Rayiner Hashem: A lot of the issues with the performance of X11 GUIs has been tracked down to applications that don’t properly use X. We’ve heard a lot about
what applications should do to increase the performance of the system (handling expose events better, etc). From the KDE side, what do you think the X server should do to make it easier to write fast applications?


Waldo Bastian: “Fast applications” is always a bit difficult term. Everyone wants fast applications but it’s not always clear what it means in technical terms.
Delays or lag in rendering is often perceived as “slow” and a more agressive approach to buffering in the server can help a lot in that area.


I myself noticed that the server-side font-handling tends to cause slow-down in the startup of KDE applications. Xft should have brought improvements there, although I haven’t looked into that recently.

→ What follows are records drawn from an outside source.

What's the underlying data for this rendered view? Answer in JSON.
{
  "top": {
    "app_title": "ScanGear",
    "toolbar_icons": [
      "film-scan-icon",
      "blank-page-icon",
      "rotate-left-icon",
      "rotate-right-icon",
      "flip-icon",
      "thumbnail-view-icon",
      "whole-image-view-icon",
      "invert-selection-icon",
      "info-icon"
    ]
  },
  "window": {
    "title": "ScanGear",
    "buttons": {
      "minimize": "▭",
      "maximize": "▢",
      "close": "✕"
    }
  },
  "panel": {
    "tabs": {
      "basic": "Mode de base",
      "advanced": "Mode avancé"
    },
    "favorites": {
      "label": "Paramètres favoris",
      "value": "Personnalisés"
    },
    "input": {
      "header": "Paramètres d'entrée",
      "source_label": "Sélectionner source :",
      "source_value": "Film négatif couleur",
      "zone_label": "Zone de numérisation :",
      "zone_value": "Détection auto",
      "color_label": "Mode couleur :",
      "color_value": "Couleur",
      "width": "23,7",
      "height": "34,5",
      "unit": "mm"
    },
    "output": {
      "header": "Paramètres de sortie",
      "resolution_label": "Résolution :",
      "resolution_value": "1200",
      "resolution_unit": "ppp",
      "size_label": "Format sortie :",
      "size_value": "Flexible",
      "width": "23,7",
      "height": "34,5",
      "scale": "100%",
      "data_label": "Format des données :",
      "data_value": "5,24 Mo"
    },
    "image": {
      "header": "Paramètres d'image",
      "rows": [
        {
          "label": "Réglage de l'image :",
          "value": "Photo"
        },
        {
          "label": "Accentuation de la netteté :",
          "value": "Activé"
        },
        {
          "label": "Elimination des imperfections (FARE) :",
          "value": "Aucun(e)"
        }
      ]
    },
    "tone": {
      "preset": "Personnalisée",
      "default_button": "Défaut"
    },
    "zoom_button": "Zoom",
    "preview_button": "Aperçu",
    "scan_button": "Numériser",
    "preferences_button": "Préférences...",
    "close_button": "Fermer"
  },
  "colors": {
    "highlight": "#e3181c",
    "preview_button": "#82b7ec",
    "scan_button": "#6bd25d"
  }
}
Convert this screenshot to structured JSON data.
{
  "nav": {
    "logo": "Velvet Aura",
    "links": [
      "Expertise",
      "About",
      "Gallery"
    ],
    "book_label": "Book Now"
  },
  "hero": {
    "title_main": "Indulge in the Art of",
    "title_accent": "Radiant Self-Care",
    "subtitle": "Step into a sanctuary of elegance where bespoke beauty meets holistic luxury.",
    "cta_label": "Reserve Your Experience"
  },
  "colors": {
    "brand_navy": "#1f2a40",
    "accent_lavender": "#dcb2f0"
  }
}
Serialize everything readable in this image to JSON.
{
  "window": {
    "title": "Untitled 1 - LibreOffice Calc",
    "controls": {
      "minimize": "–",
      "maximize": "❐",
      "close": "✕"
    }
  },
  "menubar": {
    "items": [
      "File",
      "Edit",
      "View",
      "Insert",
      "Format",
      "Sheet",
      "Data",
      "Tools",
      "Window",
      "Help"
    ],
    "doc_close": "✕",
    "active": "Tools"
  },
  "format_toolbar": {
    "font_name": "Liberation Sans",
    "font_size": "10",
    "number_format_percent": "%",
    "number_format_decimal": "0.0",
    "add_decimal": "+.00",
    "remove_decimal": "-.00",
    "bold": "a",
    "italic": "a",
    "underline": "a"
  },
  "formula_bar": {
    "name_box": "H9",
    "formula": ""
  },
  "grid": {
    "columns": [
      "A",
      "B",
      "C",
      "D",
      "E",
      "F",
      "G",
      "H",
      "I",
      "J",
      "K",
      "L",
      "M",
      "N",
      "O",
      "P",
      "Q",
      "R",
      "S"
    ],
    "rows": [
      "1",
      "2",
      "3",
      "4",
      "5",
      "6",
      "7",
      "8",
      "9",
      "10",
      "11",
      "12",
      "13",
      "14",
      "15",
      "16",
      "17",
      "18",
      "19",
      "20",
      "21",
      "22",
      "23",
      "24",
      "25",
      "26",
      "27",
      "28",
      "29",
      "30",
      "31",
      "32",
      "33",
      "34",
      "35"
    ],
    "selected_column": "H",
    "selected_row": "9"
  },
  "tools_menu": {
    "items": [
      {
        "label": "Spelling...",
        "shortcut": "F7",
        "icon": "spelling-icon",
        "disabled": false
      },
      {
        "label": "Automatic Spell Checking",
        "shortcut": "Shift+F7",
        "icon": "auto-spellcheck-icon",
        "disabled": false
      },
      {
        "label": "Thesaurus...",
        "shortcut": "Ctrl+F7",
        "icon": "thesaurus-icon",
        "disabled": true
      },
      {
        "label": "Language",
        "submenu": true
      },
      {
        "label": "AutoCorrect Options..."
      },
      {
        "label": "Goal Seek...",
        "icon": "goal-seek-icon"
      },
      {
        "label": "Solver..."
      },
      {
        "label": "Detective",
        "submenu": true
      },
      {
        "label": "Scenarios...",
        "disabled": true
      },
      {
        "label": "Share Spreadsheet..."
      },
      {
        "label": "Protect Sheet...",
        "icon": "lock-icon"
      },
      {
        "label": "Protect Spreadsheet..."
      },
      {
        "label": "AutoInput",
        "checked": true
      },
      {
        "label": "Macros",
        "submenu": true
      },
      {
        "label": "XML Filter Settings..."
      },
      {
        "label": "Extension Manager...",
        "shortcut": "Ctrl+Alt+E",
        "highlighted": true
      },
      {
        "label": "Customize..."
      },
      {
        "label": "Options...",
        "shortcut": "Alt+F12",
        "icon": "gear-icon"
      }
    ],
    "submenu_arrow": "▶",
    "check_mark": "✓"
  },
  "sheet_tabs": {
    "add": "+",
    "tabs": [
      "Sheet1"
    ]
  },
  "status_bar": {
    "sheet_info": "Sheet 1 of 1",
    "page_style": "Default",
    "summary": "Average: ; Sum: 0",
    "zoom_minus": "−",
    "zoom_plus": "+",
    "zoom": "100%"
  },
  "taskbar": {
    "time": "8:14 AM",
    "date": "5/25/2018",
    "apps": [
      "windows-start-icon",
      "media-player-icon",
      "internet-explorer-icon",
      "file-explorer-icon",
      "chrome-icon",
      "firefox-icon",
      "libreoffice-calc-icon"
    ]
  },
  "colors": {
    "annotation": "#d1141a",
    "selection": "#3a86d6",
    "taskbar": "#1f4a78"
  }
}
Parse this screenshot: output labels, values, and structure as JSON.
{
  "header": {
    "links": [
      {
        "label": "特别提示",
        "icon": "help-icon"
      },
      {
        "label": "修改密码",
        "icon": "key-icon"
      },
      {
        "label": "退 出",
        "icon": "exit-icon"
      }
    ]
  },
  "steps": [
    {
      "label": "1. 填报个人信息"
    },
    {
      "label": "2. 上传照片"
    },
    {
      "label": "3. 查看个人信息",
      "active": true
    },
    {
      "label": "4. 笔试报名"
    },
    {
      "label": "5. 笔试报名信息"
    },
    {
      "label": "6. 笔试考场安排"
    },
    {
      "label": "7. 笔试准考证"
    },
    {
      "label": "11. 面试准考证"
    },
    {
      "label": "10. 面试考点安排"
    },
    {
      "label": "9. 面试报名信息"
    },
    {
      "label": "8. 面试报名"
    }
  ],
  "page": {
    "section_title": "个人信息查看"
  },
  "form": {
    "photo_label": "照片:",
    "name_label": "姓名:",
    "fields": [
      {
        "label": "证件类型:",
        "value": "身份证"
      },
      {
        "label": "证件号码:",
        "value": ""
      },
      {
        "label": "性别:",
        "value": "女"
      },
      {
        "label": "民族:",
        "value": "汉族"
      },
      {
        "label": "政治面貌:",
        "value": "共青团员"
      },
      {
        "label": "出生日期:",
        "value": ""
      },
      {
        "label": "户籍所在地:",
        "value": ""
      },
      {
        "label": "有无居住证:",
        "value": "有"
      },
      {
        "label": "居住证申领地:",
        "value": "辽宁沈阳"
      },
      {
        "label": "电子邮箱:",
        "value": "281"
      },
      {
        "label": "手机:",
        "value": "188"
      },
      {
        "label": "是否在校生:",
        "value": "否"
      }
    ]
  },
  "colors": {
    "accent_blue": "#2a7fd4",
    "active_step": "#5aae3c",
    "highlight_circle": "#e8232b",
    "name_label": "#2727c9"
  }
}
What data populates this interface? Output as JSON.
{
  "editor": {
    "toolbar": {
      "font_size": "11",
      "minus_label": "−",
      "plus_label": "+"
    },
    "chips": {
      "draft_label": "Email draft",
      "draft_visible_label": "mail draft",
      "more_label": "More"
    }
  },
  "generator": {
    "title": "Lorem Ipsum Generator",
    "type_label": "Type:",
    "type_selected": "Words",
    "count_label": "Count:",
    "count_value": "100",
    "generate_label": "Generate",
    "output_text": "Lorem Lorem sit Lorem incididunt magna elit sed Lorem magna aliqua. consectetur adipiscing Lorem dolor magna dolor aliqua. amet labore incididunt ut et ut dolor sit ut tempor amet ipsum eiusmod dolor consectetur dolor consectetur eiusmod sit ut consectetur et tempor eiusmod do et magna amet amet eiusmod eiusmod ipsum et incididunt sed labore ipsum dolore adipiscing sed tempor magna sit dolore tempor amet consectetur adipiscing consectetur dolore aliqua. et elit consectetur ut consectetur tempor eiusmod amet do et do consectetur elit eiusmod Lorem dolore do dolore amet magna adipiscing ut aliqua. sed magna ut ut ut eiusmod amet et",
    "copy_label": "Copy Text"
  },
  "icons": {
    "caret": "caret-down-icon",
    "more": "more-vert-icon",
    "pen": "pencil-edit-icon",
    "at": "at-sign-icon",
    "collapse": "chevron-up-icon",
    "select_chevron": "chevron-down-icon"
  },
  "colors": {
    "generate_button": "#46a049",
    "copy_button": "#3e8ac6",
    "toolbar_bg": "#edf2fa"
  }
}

Other KDE developers may have better examples.


Eugenia Loli-Queru: If QT changes are required to confront with changes needed for interoperation with GTK+ or Java or other toolkits, is TrollTech keen on
complying? If KDE developers do the work required is TrollTech keen on applying these patches on their default X11 tree?


Waldo Bastian: TrollTech is overall quite responsive to patches, whatever their nature, but in some cases it takes a bit longer than we would like to get them into a Qt release. That said, we have the same problem in KDE where we sometimes have patches sitting in our bug-database that take quite long before they get applied (Sorry BR62425!)